VGTs have proven controversial in the past, drawing opposition from casinos and other stakeholders. Similar legislation failed to make it to the governor's desk during last year's budget process.
"This is building upon the Senate proposal and will actually enhance revenue a little further," said House Majority Leader Dave Reed, R-Indiana County.
Reed said the House will continue to work with the Senate on the gambling expansion. While the Senate version was expected to bring in between $109 million and $147 million in new revenue, he said the House version could bring between $250 million and $300 million.
Of course, revenue estimates for such proposals have proven unreliable in the past, contributing to Pennsylvania's current budget deficit.

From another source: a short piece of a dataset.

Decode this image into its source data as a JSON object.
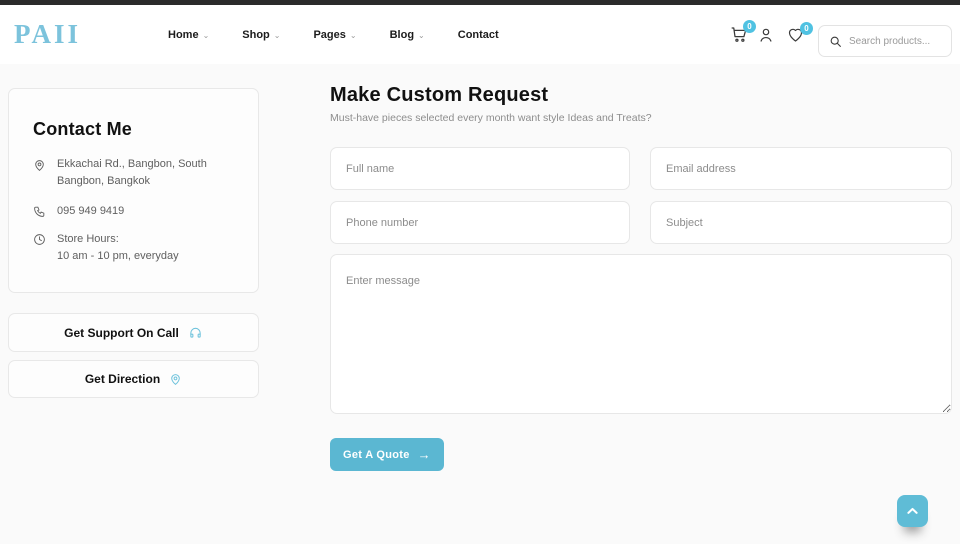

"We want the most conservative estimate possible," Reed said Wednesday. "We don't want to overestimate revenues and I know that was a request of the administration and the governor's office as well."

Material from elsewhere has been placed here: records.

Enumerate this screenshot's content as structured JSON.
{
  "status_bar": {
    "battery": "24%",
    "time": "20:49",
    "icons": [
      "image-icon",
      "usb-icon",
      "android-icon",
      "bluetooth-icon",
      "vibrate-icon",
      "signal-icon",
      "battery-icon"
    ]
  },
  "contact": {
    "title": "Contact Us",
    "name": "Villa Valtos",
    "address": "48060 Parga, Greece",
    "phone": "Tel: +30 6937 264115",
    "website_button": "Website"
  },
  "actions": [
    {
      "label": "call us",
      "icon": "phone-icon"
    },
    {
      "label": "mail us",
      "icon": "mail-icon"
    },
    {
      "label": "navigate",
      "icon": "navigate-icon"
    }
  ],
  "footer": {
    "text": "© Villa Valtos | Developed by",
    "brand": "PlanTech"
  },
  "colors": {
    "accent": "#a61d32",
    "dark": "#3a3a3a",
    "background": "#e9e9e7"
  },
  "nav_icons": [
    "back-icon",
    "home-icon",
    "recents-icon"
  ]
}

The key provisions in the latest House version of HB271 include:
- Regulating fantasy sports contests for players at least 18 years of age. Operators would pay 19 percent of their adjusted revenues on a quarterly basis.
- Online gaming, which comes with an age limit of 21, would come with a 16 percent tax on gross revenue paid by operators on a weekly basis. Operators would also have to pay a 3 percent local share assessment.
- Liquor establishments and truck stops could operate five or 10 slots-like video gaming terminals, respectively, with a statewide cap of 40,000. Operators would pay a 37.5 percent tax as well as a 4 percent local share assessment. Part of the revenue would go toward the Lottery Fund, fire and EMS grants and various other programs.
- Casinos would be allowed to offer sports better only in the event of a change to federal law with a tax rate of 16 percent and a 2 percent local share assessment.
- The Department of Revenue would be allowed to provide online sales of its existing Pennsylvania Lottery games, as well as instant lottery games, online games where the result is immediately known.
- Fixes the "local share" calculation previously thrown out by the state Supreme Court by charging most of the state's casinos a flat $10 million.
The latest version of the gambling expansion is expected to be debated, and possibly voted on, this evening. Any vote would take place after 8 p.m.
A spokesman for Gov. Tom Wolf said he "is committed to continuing to work with all four caucuses to reach consensus on a gaming proposal."